Investing.com -- Amadeus (BME:AMA) has been upgraded to a "buy" rating by analysts at UBS Global Research in a note dated Friday.
This upgrade reflects improved confidence in the company’s business outlook and growth potential.
UBS raised its 12-month price target for Amadeus shares to €80 from €67, citing several factors driving the upgrade.
A key reason for the improved outlook is the normalization of disintermediation rates in the distribution sector.
Disintermediation, driven by direct connections and New Distribution Capability channels, had raised concerns about the longevity of traditional Global Distribution Systems.
However, UBS analysts noted that the Madrid-based company has successfully adapted, demonstrating relevance even in the evolving landscape.

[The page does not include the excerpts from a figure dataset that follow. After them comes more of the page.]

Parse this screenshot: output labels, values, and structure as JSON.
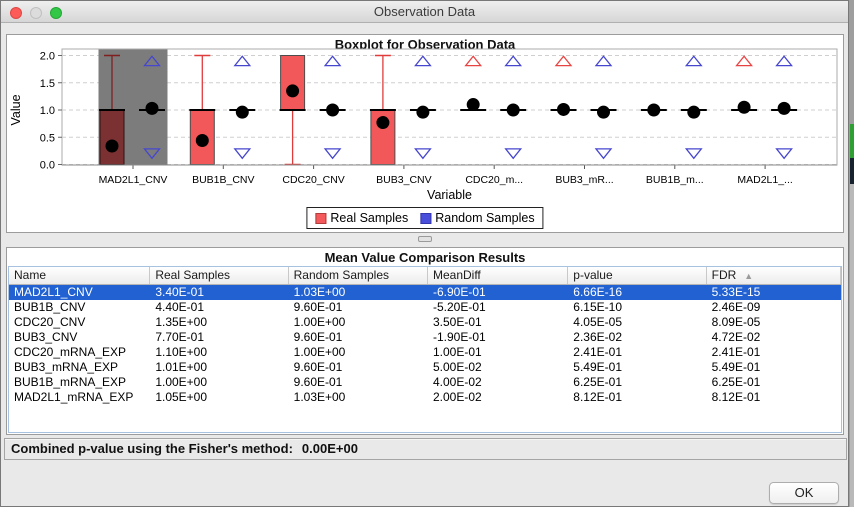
{
  "window": {
    "title": "Observation Data"
  },
  "chart": {
    "panel_title": "Boxplot for Observation Data",
    "legend": [
      {
        "label": "Real Samples",
        "color": "#F2585A"
      },
      {
        "label": "Random Samples",
        "color": "#4A4FDB"
      }
    ]
  },
  "chart_data": {
    "type": "boxplot",
    "title": "Boxplot for Observation Data",
    "xlabel": "Variable",
    "ylabel": "Value",
    "ylim": [
      0.0,
      2.0
    ],
    "yticks": [
      "2.0",
      "1.5",
      "1.0",
      "0.5",
      "0.0"
    ],
    "ytick_values": [
      2.0,
      1.5,
      1.0,
      0.5,
      0.0
    ],
    "grid": true,
    "legend_position": "bottom",
    "series": [
      {
        "name": "Real Samples",
        "color": "#F2585A"
      },
      {
        "name": "Random Samples",
        "color": "#4A4FDB"
      }
    ],
    "variables": [
      {
        "label": "MAD2L1_CNV",
        "selected": true,
        "real": {
          "mean": 0.34,
          "median": 1.0,
          "box_low": 0.0,
          "box_high": 1.0,
          "whisker_low": 1.0,
          "whisker_high": 2.0
        },
        "random": {
          "mean": 1.03,
          "median": 1.0,
          "max_marker": 1.9,
          "min_marker": 0.2
        }
      },
      {
        "label": "BUB1B_CNV",
        "selected": false,
        "real": {
          "mean": 0.44,
          "median": 1.0,
          "box_low": 0.0,
          "box_high": 1.0,
          "whisker_low": 1.0,
          "whisker_high": 2.0
        },
        "random": {
          "mean": 0.96,
          "median": 1.0,
          "max_marker": 1.9,
          "min_marker": 0.2
        }
      },
      {
        "label": "CDC20_CNV",
        "selected": false,
        "real": {
          "mean": 1.35,
          "median": 1.0,
          "box_low": 1.0,
          "box_high": 2.0,
          "whisker_low": 0.0,
          "whisker_high": 1.0
        },
        "random": {
          "mean": 1.0,
          "median": 1.0,
          "max_marker": 1.9,
          "min_marker": 0.2
        }
      },
      {
        "label": "BUB3_CNV",
        "selected": false,
        "real": {
          "mean": 0.77,
          "median": 1.0,
          "box_low": 0.0,
          "box_high": 1.0,
          "whisker_low": 1.0,
          "whisker_high": 2.0
        },
        "random": {
          "mean": 0.96,
          "median": 1.0,
          "max_marker": 1.9,
          "min_marker": 0.2
        }
      },
      {
        "label": "CDC20_m...",
        "selected": false,
        "real": {
          "mean": 1.1,
          "median": 1.0,
          "max_marker": 1.9
        },
        "random": {
          "mean": 1.0,
          "median": 1.0,
          "max_marker": 1.9,
          "min_marker": 0.2
        }
      },
      {
        "label": "BUB3_mR...",
        "selected": false,
        "real": {
          "mean": 1.01,
          "median": 1.0,
          "max_marker": 1.9
        },
        "random": {
          "mean": 0.96,
          "median": 1.0,
          "max_marker": 1.9,
          "min_marker": 0.2
        }
      },
      {
        "label": "BUB1B_m...",
        "selected": false,
        "real": {
          "mean": 1.0,
          "median": 1.0
        },
        "random": {
          "mean": 0.96,
          "median": 1.0,
          "max_marker": 1.9,
          "min_marker": 0.2
        }
      },
      {
        "label": "MAD2L1_...",
        "selected": false,
        "real": {
          "mean": 1.05,
          "median": 1.0,
          "max_marker": 1.9
        },
        "random": {
          "mean": 1.03,
          "median": 1.0,
          "max_marker": 1.9,
          "min_marker": 0.2
        }
      }
    ],
    "marker_colors": {
      "real_triangle": "#E84343",
      "random_triangle": "#4646CE",
      "mean_dot": "#000000"
    },
    "selected_band_color": "#7C7C7C",
    "selected_box_color": "#7B3131"
  },
  "table": {
    "panel_title": "Mean Value Comparison Results",
    "columns": [
      {
        "label": "Name"
      },
      {
        "label": "Real Samples"
      },
      {
        "label": "Random Samples"
      },
      {
        "label": "MeanDiff"
      },
      {
        "label": "p-value"
      },
      {
        "label": "FDR",
        "sort": "ascending"
      }
    ],
    "selected_row": 0,
    "rows": [
      [
        "MAD2L1_CNV",
        "3.40E-01",
        "1.03E+00",
        "-6.90E-01",
        "6.66E-16",
        "5.33E-15"
      ],
      [
        "BUB1B_CNV",
        "4.40E-01",
        "9.60E-01",
        "-5.20E-01",
        "6.15E-10",
        "2.46E-09"
      ],
      [
        "CDC20_CNV",
        "1.35E+00",
        "1.00E+00",
        "3.50E-01",
        "4.05E-05",
        "8.09E-05"
      ],
      [
        "BUB3_CNV",
        "7.70E-01",
        "9.60E-01",
        "-1.90E-01",
        "2.36E-02",
        "4.72E-02"
      ],
      [
        "CDC20_mRNA_EXP",
        "1.10E+00",
        "1.00E+00",
        "1.00E-01",
        "2.41E-01",
        "2.41E-01"
      ],
      [
        "BUB3_mRNA_EXP",
        "1.01E+00",
        "9.60E-01",
        "5.00E-02",
        "5.49E-01",
        "5.49E-01"
      ],
      [
        "BUB1B_mRNA_EXP",
        "1.00E+00",
        "9.60E-01",
        "4.00E-02",
        "6.25E-01",
        "6.25E-01"
      ],
      [
        "MAD2L1_mRNA_EXP",
        "1.05E+00",
        "1.03E+00",
        "2.00E-02",
        "8.12E-01",
        "8.12E-01"
      ]
    ]
  },
  "status": {
    "label": "Combined p-value using the Fisher's method:",
    "value": "0.00E+00"
  },
  "footer": {
    "ok_label": "OK"
  }
}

The company’s ability to integrate NDC content while maintaining competitive pricing has been highlighted as a significant strength.

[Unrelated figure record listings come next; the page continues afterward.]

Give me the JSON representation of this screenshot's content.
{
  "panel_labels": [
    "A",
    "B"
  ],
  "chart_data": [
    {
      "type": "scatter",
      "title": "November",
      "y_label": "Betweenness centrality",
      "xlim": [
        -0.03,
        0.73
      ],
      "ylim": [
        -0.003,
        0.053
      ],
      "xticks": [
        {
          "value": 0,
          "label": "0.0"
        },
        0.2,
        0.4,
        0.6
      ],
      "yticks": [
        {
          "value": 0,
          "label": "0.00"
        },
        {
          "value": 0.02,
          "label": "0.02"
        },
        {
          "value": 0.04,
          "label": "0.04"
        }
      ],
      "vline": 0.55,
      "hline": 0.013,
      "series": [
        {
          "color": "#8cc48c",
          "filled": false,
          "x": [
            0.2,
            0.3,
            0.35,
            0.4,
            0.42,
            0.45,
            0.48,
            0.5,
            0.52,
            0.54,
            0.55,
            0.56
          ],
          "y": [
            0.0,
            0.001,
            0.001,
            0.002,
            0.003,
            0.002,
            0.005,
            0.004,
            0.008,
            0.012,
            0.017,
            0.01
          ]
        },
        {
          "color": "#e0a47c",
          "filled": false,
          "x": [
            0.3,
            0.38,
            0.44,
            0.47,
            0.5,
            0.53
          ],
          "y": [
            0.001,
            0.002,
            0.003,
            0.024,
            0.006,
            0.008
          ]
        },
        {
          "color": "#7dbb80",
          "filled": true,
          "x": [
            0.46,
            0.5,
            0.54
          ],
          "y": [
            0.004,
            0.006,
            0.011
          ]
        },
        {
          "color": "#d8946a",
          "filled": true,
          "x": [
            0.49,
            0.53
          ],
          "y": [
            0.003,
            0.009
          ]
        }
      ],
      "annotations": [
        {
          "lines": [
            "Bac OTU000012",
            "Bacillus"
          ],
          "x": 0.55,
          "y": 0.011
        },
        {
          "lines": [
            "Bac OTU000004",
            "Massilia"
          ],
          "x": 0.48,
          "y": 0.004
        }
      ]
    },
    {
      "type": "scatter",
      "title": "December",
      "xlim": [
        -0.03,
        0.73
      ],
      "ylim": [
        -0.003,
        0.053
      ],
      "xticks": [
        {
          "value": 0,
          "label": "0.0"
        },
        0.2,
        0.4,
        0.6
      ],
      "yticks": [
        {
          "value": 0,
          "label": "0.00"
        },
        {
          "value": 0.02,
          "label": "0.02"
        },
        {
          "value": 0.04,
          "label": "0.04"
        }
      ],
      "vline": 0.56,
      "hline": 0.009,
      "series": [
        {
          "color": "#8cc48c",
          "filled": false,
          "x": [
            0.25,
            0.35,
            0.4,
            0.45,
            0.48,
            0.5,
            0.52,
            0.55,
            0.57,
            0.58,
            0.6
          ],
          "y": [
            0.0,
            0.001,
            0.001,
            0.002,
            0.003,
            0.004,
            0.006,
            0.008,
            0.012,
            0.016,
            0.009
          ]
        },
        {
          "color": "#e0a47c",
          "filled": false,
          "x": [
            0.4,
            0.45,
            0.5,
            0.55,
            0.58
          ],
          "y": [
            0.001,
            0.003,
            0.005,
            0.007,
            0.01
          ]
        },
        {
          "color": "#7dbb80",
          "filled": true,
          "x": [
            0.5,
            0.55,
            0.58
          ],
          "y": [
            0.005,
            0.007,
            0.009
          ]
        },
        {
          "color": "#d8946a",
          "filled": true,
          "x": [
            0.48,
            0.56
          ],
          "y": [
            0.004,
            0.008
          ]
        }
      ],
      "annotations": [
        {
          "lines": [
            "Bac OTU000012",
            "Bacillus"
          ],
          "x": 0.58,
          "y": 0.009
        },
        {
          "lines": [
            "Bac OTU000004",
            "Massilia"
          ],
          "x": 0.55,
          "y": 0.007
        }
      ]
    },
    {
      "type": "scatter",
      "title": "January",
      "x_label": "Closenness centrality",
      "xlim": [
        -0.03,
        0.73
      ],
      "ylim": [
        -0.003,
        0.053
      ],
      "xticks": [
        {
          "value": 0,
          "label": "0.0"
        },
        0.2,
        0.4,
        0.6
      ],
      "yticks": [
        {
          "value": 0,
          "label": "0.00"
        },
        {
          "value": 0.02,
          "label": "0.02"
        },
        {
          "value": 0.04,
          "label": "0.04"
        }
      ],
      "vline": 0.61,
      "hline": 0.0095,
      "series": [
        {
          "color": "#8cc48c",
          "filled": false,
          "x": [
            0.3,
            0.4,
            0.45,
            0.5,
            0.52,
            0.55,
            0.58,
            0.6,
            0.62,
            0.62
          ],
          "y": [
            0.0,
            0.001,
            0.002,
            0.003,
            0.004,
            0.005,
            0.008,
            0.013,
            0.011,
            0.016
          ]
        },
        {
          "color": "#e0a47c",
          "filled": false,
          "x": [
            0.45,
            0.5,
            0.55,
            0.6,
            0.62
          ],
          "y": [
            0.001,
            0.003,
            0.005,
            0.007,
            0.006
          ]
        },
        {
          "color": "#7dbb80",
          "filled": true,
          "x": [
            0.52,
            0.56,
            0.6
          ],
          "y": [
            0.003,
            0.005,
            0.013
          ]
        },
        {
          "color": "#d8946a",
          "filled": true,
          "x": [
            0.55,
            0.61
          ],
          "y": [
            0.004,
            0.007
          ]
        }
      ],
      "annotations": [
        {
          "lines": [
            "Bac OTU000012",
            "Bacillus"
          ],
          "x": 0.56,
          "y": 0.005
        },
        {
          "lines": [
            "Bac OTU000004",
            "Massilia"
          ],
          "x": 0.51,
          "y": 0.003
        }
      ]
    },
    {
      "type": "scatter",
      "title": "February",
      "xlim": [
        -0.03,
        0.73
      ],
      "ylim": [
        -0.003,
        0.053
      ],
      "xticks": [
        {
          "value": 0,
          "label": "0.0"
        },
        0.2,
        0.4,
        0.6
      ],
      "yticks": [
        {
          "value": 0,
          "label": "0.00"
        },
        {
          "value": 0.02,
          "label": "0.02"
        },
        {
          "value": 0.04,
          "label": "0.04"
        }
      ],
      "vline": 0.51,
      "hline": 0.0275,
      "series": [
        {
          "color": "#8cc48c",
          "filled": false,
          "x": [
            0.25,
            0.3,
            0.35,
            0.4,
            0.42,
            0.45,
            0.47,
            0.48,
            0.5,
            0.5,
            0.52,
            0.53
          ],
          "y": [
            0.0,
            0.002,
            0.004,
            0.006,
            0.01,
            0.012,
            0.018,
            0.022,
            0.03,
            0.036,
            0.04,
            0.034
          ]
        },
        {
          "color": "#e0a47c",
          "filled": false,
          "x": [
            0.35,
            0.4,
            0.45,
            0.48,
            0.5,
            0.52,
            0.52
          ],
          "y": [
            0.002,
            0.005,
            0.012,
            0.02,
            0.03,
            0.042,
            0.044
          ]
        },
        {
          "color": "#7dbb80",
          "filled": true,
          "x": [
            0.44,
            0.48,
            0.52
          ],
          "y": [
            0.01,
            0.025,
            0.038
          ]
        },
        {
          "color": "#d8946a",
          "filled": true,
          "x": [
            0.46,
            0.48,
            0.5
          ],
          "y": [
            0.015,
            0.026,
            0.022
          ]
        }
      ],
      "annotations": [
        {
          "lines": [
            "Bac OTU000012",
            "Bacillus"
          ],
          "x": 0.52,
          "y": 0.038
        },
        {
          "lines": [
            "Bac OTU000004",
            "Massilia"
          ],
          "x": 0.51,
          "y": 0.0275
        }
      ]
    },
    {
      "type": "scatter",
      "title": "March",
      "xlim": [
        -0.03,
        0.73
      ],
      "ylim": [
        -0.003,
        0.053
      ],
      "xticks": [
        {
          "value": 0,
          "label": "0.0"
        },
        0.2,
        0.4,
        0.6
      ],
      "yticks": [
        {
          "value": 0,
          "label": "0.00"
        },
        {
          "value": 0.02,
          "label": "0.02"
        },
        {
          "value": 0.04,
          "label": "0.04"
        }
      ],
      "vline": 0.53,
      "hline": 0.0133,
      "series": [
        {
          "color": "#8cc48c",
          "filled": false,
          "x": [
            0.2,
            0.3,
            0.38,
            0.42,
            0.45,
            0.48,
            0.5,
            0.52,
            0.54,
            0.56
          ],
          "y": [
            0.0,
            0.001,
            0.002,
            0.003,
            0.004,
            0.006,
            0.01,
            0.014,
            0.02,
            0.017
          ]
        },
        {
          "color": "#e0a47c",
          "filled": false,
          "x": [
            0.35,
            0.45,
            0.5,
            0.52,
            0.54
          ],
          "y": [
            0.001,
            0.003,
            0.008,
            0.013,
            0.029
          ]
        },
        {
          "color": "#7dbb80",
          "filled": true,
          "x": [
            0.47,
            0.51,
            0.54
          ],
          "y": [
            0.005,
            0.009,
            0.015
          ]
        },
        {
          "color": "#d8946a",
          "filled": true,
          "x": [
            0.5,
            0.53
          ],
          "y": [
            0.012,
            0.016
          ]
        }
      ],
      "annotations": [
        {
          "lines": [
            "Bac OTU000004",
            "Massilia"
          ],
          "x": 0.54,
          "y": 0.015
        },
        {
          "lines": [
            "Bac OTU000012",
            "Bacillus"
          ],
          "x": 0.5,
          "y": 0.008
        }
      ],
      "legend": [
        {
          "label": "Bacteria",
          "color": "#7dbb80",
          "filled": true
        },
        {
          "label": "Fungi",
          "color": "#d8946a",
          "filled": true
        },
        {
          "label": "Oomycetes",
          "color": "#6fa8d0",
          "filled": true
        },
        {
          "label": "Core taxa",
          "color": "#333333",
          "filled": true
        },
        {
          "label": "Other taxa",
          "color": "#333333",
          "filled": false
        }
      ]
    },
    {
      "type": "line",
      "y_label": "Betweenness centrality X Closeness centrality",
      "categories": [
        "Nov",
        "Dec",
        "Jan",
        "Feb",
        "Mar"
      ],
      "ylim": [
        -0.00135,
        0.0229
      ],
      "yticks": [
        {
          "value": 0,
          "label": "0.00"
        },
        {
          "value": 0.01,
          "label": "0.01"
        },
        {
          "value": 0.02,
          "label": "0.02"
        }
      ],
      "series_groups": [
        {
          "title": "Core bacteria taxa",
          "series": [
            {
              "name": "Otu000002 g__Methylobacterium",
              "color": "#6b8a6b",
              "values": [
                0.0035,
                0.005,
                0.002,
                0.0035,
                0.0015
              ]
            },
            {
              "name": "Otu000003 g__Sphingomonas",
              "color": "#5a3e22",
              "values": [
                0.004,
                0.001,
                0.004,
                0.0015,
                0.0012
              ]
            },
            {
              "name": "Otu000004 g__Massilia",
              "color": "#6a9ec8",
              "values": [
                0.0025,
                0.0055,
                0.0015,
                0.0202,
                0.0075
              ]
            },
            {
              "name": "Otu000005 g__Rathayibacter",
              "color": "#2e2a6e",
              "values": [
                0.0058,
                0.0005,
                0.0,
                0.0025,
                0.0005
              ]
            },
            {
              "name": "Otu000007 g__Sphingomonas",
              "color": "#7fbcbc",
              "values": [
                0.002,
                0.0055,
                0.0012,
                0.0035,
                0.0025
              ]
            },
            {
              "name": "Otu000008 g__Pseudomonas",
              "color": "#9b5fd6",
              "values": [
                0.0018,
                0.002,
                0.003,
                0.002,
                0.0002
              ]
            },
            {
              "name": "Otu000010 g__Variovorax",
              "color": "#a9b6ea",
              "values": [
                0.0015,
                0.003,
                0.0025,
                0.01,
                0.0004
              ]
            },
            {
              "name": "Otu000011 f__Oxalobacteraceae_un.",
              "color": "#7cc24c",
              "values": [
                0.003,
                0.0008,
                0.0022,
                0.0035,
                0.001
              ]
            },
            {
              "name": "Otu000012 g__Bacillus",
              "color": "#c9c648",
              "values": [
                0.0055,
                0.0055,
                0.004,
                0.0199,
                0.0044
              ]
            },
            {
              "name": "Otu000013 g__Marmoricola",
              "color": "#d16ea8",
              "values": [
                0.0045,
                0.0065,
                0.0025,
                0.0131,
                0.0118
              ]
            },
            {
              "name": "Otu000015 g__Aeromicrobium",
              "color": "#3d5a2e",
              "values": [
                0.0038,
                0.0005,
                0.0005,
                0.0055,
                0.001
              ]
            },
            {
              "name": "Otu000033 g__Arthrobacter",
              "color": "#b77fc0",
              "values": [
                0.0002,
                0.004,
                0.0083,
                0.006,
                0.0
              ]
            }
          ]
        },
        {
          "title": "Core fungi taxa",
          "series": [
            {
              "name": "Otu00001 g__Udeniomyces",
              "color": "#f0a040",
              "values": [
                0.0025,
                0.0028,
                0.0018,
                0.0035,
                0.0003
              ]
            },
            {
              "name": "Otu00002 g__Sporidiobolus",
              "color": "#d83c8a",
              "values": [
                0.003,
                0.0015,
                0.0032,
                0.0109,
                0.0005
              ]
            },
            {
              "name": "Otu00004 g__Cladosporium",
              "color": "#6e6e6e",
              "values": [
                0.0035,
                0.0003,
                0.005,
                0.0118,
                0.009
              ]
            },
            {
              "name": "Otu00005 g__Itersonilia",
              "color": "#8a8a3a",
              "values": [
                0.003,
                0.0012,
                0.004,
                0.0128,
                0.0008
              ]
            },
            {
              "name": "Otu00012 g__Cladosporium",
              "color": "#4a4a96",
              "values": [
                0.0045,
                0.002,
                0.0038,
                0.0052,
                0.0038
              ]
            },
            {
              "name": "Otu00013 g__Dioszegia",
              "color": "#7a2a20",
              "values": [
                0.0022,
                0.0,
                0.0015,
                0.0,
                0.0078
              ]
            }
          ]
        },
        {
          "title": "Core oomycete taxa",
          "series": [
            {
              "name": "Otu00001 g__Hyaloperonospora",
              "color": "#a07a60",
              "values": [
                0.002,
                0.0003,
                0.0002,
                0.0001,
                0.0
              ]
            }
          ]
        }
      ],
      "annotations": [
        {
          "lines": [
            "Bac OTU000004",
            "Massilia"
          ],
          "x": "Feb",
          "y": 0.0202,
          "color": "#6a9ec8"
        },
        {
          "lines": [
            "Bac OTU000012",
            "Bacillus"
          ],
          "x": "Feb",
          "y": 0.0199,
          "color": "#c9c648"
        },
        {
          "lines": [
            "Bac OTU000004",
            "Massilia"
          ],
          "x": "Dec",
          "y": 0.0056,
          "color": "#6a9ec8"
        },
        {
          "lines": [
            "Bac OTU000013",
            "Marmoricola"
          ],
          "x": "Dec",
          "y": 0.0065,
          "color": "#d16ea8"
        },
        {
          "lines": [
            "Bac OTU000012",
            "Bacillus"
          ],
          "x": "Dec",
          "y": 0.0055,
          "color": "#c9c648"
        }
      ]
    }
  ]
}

The brokerage emphasizes Amadeus's performance in narrowing the gap between distribution bookings and passengers boarded, which aligns with long-term trends.
Distribution volumes, projected to grow by 6.4% in Q4, are expected to stabilize close to passenger boarding growth rates in 2025. This stability reassures investors about the enduring role of GDS in the travel ecosystem.

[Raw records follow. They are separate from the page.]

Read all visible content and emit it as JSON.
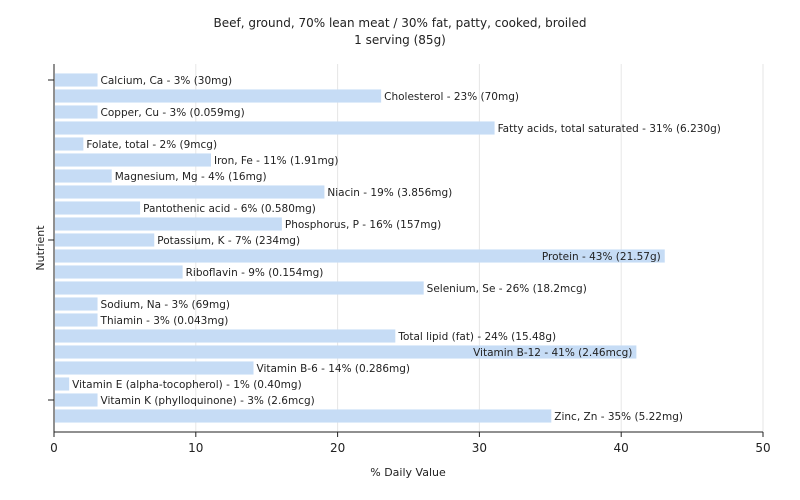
{
  "chart_data": {
    "type": "bar",
    "orientation": "horizontal",
    "title": "Beef, ground, 70% lean meat / 30% fat, patty, cooked, broiled",
    "subtitle": "1 serving (85g)",
    "xlabel": "% Daily Value",
    "ylabel": "Nutrient",
    "xlim": [
      0,
      50
    ],
    "xticks": [
      0,
      10,
      20,
      30,
      40,
      50
    ],
    "grid": true,
    "bar_color": "#c6dcf5",
    "categories": [
      "Calcium, Ca",
      "Cholesterol",
      "Copper, Cu",
      "Fatty acids, total saturated",
      "Folate, total",
      "Iron, Fe",
      "Magnesium, Mg",
      "Niacin",
      "Pantothenic acid",
      "Phosphorus, P",
      "Potassium, K",
      "Protein",
      "Riboflavin",
      "Selenium, Se",
      "Sodium, Na",
      "Thiamin",
      "Total lipid (fat)",
      "Vitamin B-12",
      "Vitamin B-6",
      "Vitamin E (alpha-tocopherol)",
      "Vitamin K (phylloquinone)",
      "Zinc, Zn"
    ],
    "values": [
      3,
      23,
      3,
      31,
      2,
      11,
      4,
      19,
      6,
      16,
      7,
      43,
      9,
      26,
      3,
      3,
      24,
      41,
      14,
      1,
      3,
      35
    ],
    "labels": [
      "Calcium, Ca - 3% (30mg)",
      "Cholesterol - 23% (70mg)",
      "Copper, Cu - 3% (0.059mg)",
      "Fatty acids, total saturated - 31% (6.230g)",
      "Folate, total - 2% (9mcg)",
      "Iron, Fe - 11% (1.91mg)",
      "Magnesium, Mg - 4% (16mg)",
      "Niacin - 19% (3.856mg)",
      "Pantothenic acid - 6% (0.580mg)",
      "Phosphorus, P - 16% (157mg)",
      "Potassium, K - 7% (234mg)",
      "Protein - 43% (21.57g)",
      "Riboflavin - 9% (0.154mg)",
      "Selenium, Se - 26% (18.2mcg)",
      "Sodium, Na - 3% (69mg)",
      "Thiamin - 3% (0.043mg)",
      "Total lipid (fat) - 24% (15.48g)",
      "Vitamin B-12 - 41% (2.46mcg)",
      "Vitamin B-6 - 14% (0.286mg)",
      "Vitamin E (alpha-tocopherol) - 1% (0.40mg)",
      "Vitamin K (phylloquinone) - 3% (2.6mcg)",
      "Zinc, Zn - 35% (5.22mg)"
    ],
    "inside_label_indices": [
      11,
      17
    ]
  }
}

UBS also identified attractive growth opportunities in Amadeus’s Air IT and Hospitality segments.
The Altea-Nevio upgrade cycle in the Air IT division and partnerships with major hospitality players like Accor (EPA:ACCP) and Marriott are expected to underpin double-digit revenue growth in these areas over the coming years.
These segments complement the company’s core GDS business, broadening its revenue base.
Valuation metrics further support the upgrade. Amadeus is trading at 12.4x forward EV/EBITDA, slightly below its long-term average (excluding pandemic years).
UBS adjusted its valuation approach, applying a higher EV/NOPAT multiple and lower free cash flow yield to reflect increased confidence in Amadeus’s distribution business and overall strategy.
The analysts also noted the potential for shareholder returns through buybacks, estimating up to €1 billion in excess free cash flow could be available for this purpose in 2025.
The brokerage acknowledged lingering challenges, including the fragmented nature of indirect distribution channels.
Nonetheless, Amadeus’s ability to grow market share and achieve higher pricing levels has been viewed positively.
The company’s positioning and investment capacity compared to peers like Sabre (NASDAQ:SABR) and Travelport further increase its competitive edge.